ISSN:1005-3026

THE RULE-BASED MULTI-CLASS CLASSIFICATION MODEL PREDICTS EARLY DIABETES USING SUPERVISED MACHINE LEARNING TECHNIQUES

R. Karthikeyan1a, b*, P. Geetha2, E. Ramaraj3

1aPh.D. Research Scholar, Department of Computer Science, Alagappa University, Karaikudi, India-630003

1bHead i/c, Department of Computer Science, SRM Arts and Science College, Kattankulathur, Chennai, India-603203

2Associate Professor & Head, PG Department of Computer Science, Dr. Umayal Ramanathan College for Women, Karaikudi, India-630003

3Professor, Department of Computer Science, Alagappa University, Karaikudi,   India-630003

*Corresponding Author Email: karthikeyan.r@srmasc.ac.in

Abstract

Diabetes is a metabolic disorder characterized by high blood sugar levels in which the body fails to create essential insulin or fails to utilize the insulin that is produced adequately.

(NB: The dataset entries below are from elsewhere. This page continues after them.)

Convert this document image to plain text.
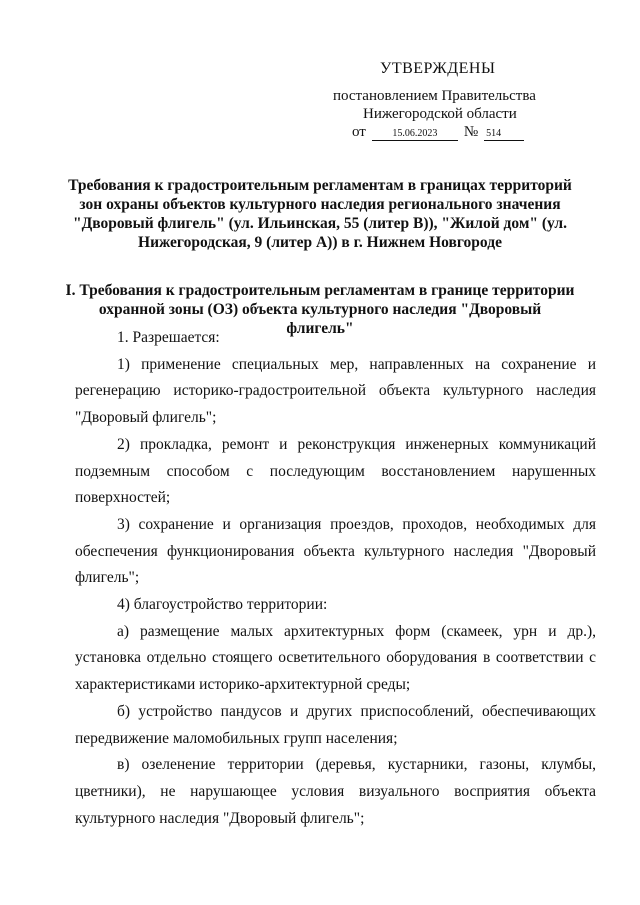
УТВЕРЖДЕНЫ
постановлением Правительства
Нижегородской области
от	15.06.2023	№ 514
Требования к градостроительным регламентам в границах территорий зон охраны объектов культурного наследия регионального значения "Дворовый флигель" (ул. Ильинская, 55 (литер В)), "Жилой дом" (ул. Нижегородская, 9 (литер А)) в г. Нижнем Новгороде
I. Требования к градостроительным регламентам в границе территории охранной зоны (ОЗ) объекта культурного наследия "Дворовый флигель"

1. Разрешается:

1) применение специальных мер, направленных на сохранение и регенерацию историко-градостроительной объекта культурного наследия "Дворовый флигель";

2) прокладка, ремонт и реконструкция инженерных коммуникаций подземным способом с последующим восстановлением нарушенных поверхностей;

3) сохранение и организация проездов, проходов, необходимых для обеспечения функционирования объекта культурного наследия "Дворовый флигель";

4) благоустройство территории:

а) размещение малых архитектурных форм (скамеек, урн и др.), установка отдельно стоящего осветительного оборудования в соответствии с характеристиками историко-архитектурной среды;

б) устройство пандусов и других приспособлений, обеспечивающих передвижение маломобильных групп населения;

в) озеленение территории (деревья, кустарники, газоны, клумбы, цветники), не нарушающее условия визуального восприятия объекта культурного наследия "Дворовый флигель";
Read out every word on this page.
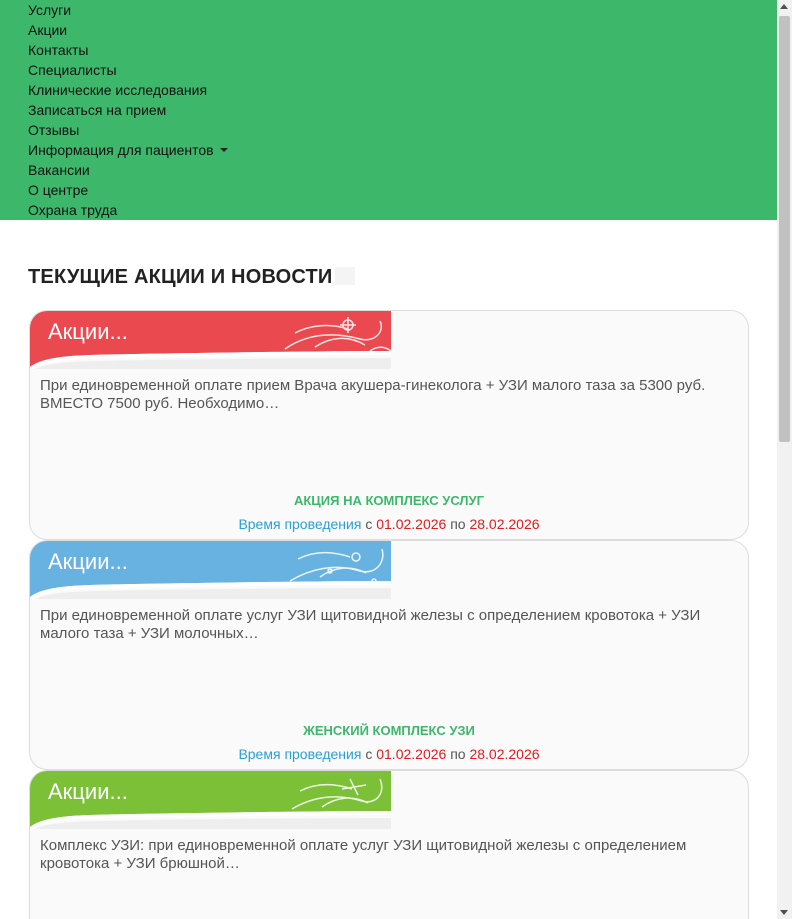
Услуги
Акции
Контакты
Специалисты
Клинические исследования
Записаться на прием
Отзывы
Информация для пациентов
Вакансии
О центре
Охрана труда
ТЕКУЩИЕ АКЦИИ И НОВОСТИ
Акции...

При единовременной оплате прием Врача акушера-гинеколога + УЗИ малого таза за 5300 руб. ВМЕСТО 7500 руб. Необходимо…

АКЦИЯ НА КОМПЛЕКС УСЛУГ
Время проведения с 01.02.2026 по 28.02.2026
Акции...

При единовременной оплате услуг УЗИ щитовидной железы с определением кровотока + УЗИ малого таза + УЗИ молочных…

ЖЕНСКИЙ КОМПЛЕКС УЗИ
Время проведения с 01.02.2026 по 28.02.2026
Акции...

Комплекс УЗИ: при единовременной оплате услуг УЗИ щитовидной железы с определением кровотока + УЗИ брюшной…
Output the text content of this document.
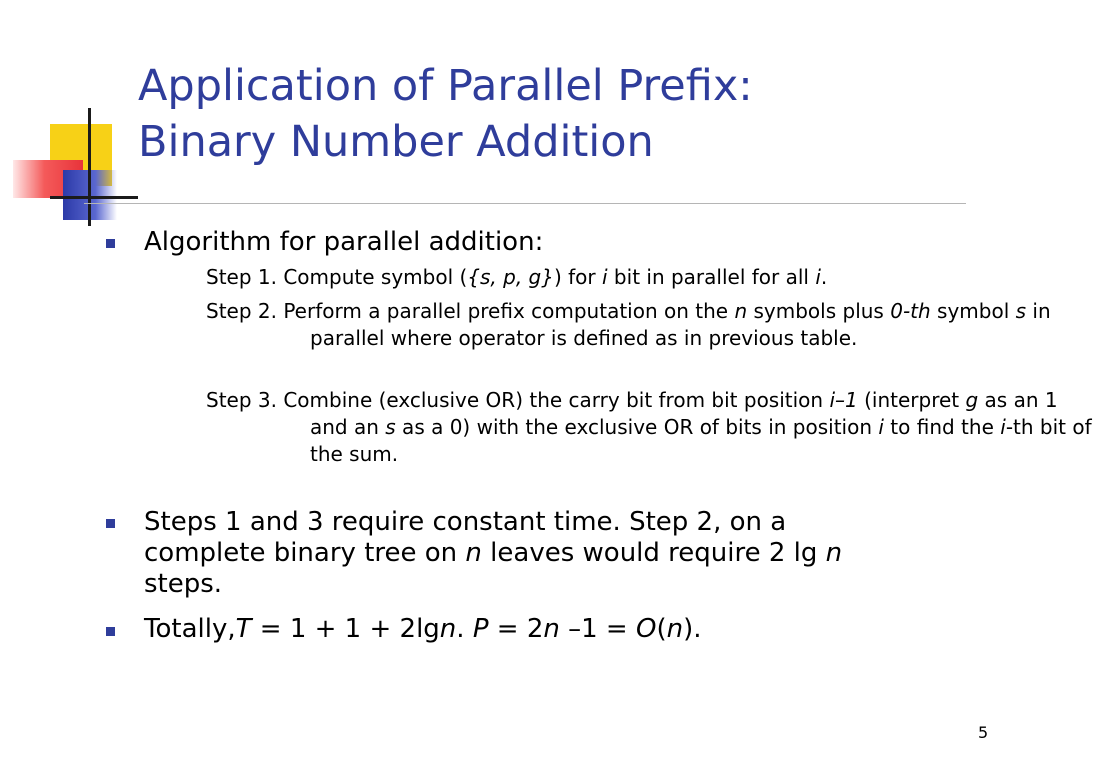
Application of Parallel Prefix:
Binary Number Addition
Algorithm for parallel addition:
Step 1. Compute symbol ({s, p, g}) for i bit in parallel for all i.
Step 2. Perform a parallel prefix computation on the n symbols plus 0-th symbol s in parallel where operator is defined as in previous table.
Step 3. Combine (exclusive OR) the carry bit from bit position i–1 (interpret g as an 1 and an s as a 0) with the exclusive OR of bits in position i to find the i-th bit of the sum.
Steps 1 and 3 require constant time. Step 2, on a
complete binary tree on n leaves would require 2 lg n
steps.
Totally,T = 1 + 1 + 2lgn. P = 2n –1 = O(n).
5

Diabetes can be caused by a failure to detect pre-diabetes early on. There were only two possible results in diabetes research previously: a Tested Negative or a Tested Positive result. The primary goal of this study is to identify pre-diabetes, as well as the Test Negative and Positive results, using a Rule-Based Multi-Class Classification Algorithm that can avoid the formation of Type II Diabetes. This research made use of the PIMA dataset. The variable relevance identifies the most important factors in the datasets such as BMI, Plasma glucose, and Blood pressure. The rules are developed based on the important variable. Using Supervised Machine Learning methods such as Decision Tree, RepTree and Logistic Regression approaches, the Rule-Based Multi-Class Classification model classifies and predict an individual them as Non-Diabetic, Pre-Diabetic, and Diabetic. Previous research has found limitations in Machine Learning Classifiers for Diabetes Prediction in terms of data size, accuracy, and multi-class predictor variables. The proposed system outperforms all of them and produces the best results in predicting Diabetes Mellitus in experimental data too.

Keywords: Supervised Machine Learning, Diabetes, Decision Tree, Logistic Regression, RepTree, Rule-Based Multiclass.